I am still unable to reproduce such spikes in my lab.
Even not with turning on and off the periodic service discovery.
But I now extended the checkmk interface check lib/python3/cmk/base/plugins/agent_based/utils/interfaces.py to log what it got as raw data and what it calculated out of that.
Please send me a private message if you are interested to uses this to debug your interface spike phenomenas.
Some background:
The bandwidth rate is calculated using the previous value, and it’s timestamp from the value store.

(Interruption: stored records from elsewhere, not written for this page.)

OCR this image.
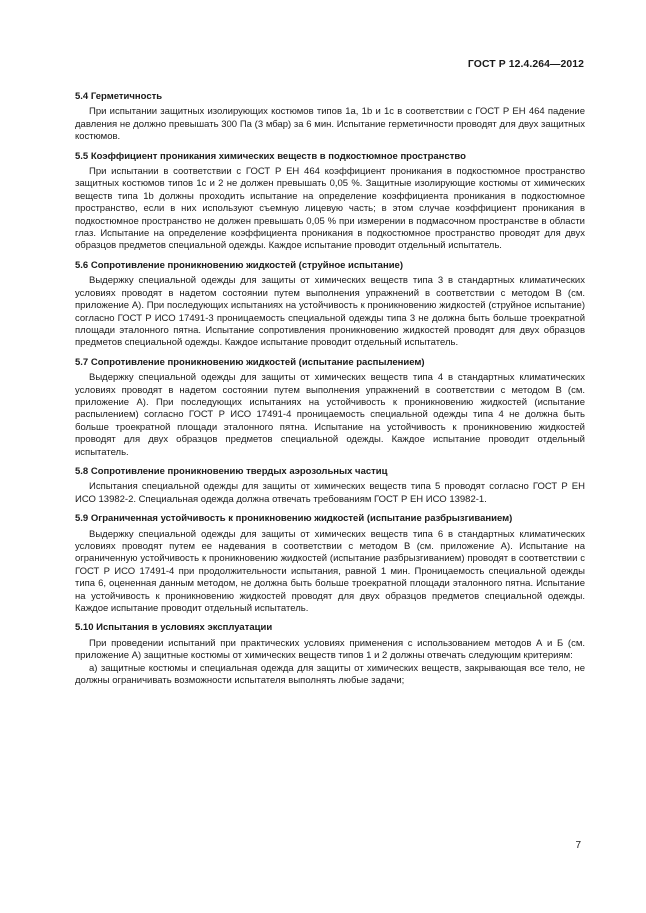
ГОСТ Р 12.4.264—2012
5.4 Герметичность

При испытании защитных изолирующих костюмов типов 1а, 1b и 1с в соответствии с ГОСТ Р ЕН 464 падение давления не должно превышать 300 Па (3 мбар) за 6 мин. Испытание герметичности проводят для двух защитных костюмов.

5.5 Коэффициент проникания химических веществ в подкостюмное пространство

При испытании в соответствии с ГОСТ Р ЕН 464 коэффициент проникания в подкостюмное пространство защитных костюмов типов 1с и 2 не должен превышать 0,05 %. Защитные изолирующие костюмы от химических веществ типа 1b должны проходить испытание на определение коэффициента проникания в подкостюмное пространство, если в них используют съемную лицевую часть; в этом случае коэффициент проникания в подкостюмное пространство не должен превышать 0,05 % при измерении в подмасочном пространстве в области глаз. Испытание на определение коэффициента проникания в подкостюмное пространство проводят для двух образцов предметов специальной одежды. Каждое испытание проводит отдельный испытатель.

5.6 Сопротивление проникновению жидкостей (струйное испытание)

Выдержку специальной одежды для защиты от химических веществ типа 3 в стандартных климатических условиях проводят в надетом состоянии путем выполнения упражнений в соответствии с методом В (см. приложение А). При последующих испытаниях на устойчивость к проникновению жидкостей (струйное испытание) согласно ГОСТ Р ИСО 17491-3 проницаемость специальной одежды типа 3 не должна быть больше троекратной площади эталонного пятна. Испытание сопротивления проникновению жидкостей проводят для двух образцов предметов специальной одежды. Каждое испытание проводит отдельный испытатель.

5.7 Сопротивление проникновению жидкостей (испытание распылением)

Выдержку специальной одежды для защиты от химических веществ типа 4 в стандартных климатических условиях проводят в надетом состоянии путем выполнения упражнений в соответствии с методом В (см. приложение А). При последующих испытаниях на устойчивость к проникновению жидкостей (испытание распылением) согласно ГОСТ Р ИСО 17491-4 проницаемость специальной одежды типа 4 не должна быть больше троекратной площади эталонного пятна. Испытание на устойчивость к проникновению жидкостей проводят для двух образцов предметов специальной одежды. Каждое испытание проводит отдельный испытатель.

5.8 Сопротивление проникновению твердых аэрозольных частиц

Испытания специальной одежды для защиты от химических веществ типа 5 проводят согласно ГОСТ Р ЕН ИСО 13982-2. Специальная одежда должна отвечать требованиям ГОСТ Р ЕН ИСО 13982-1.

5.9 Ограниченная устойчивость к проникновению жидкостей (испытание разбрызгиванием)

Выдержку специальной одежды для защиты от химических веществ типа 6 в стандартных климатических условиях проводят путем ее надевания в соответствии с методом В (см. приложение А). Испытание на ограниченную устойчивость к проникновению жидкостей (испытание разбрызгиванием) проводят в соответствии с ГОСТ Р ИСО 17491-4 при продолжительности испытания, равной 1 мин. Проницаемость специальной одежды типа 6, оцененная данным методом, не должна быть больше троекратной площади эталонного пятна. Испытание на устойчивость к проникновению жидкостей проводят для двух образцов предметов специальной одежды. Каждое испытание проводит отдельный испытатель.

5.10 Испытания в условиях эксплуатации

При проведении испытаний при практических условиях применения с использованием методов А и Б (см. приложение А) защитные костюмы от химических веществ типов 1 и 2 должны отвечать следующим критериям:

а) защитные костюмы и специальная одежда для защиты от химических веществ, закрывающая все тело, не должны ограничивать возможности испытателя выполнять любые задачи;

7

The modified interfaces.py will create a folder structure interface_logs/yyy/mm/dd//<interface_fs_save>.log and log a json line one each check intervall
OMD[central]:~$ tail -n1 interface_logs/2023/08/16/myhost.mycompany.tld/tun0.log | jq ''
{
"timestamp": 1692195397.2286897,
"host_name": "myhost.mycompany.tld",
"item": "tun0",
"in_octets": 136673920, <--- raw rx counter data
"out_octets": 24733351, <--- raw tx counter data
"value_store": {
"outtraffic.None": [
1692195397.2286897,
24733351
],
"intraffic.None": [
1692195397.2286897,
136673920
]
},
"rates_dict": {
"intraffic": 2037.9487204080037,
"outtraffic": 750.7709995843549
}
}
- Storing this data helps to do a back in time analysis.
- Logs are stored in ~/interface_log/yyyy/mm/dd folders to allow you to easily remove old data from by a cronjob:
echo "0 6 * * * find ~/interface_logs/ -type f -mtime +4 -delete" > ~/etc/cron.d/custom_interface_logs
omd restart crontab
- But I suggest running this on a test site with only one or a few devices in it.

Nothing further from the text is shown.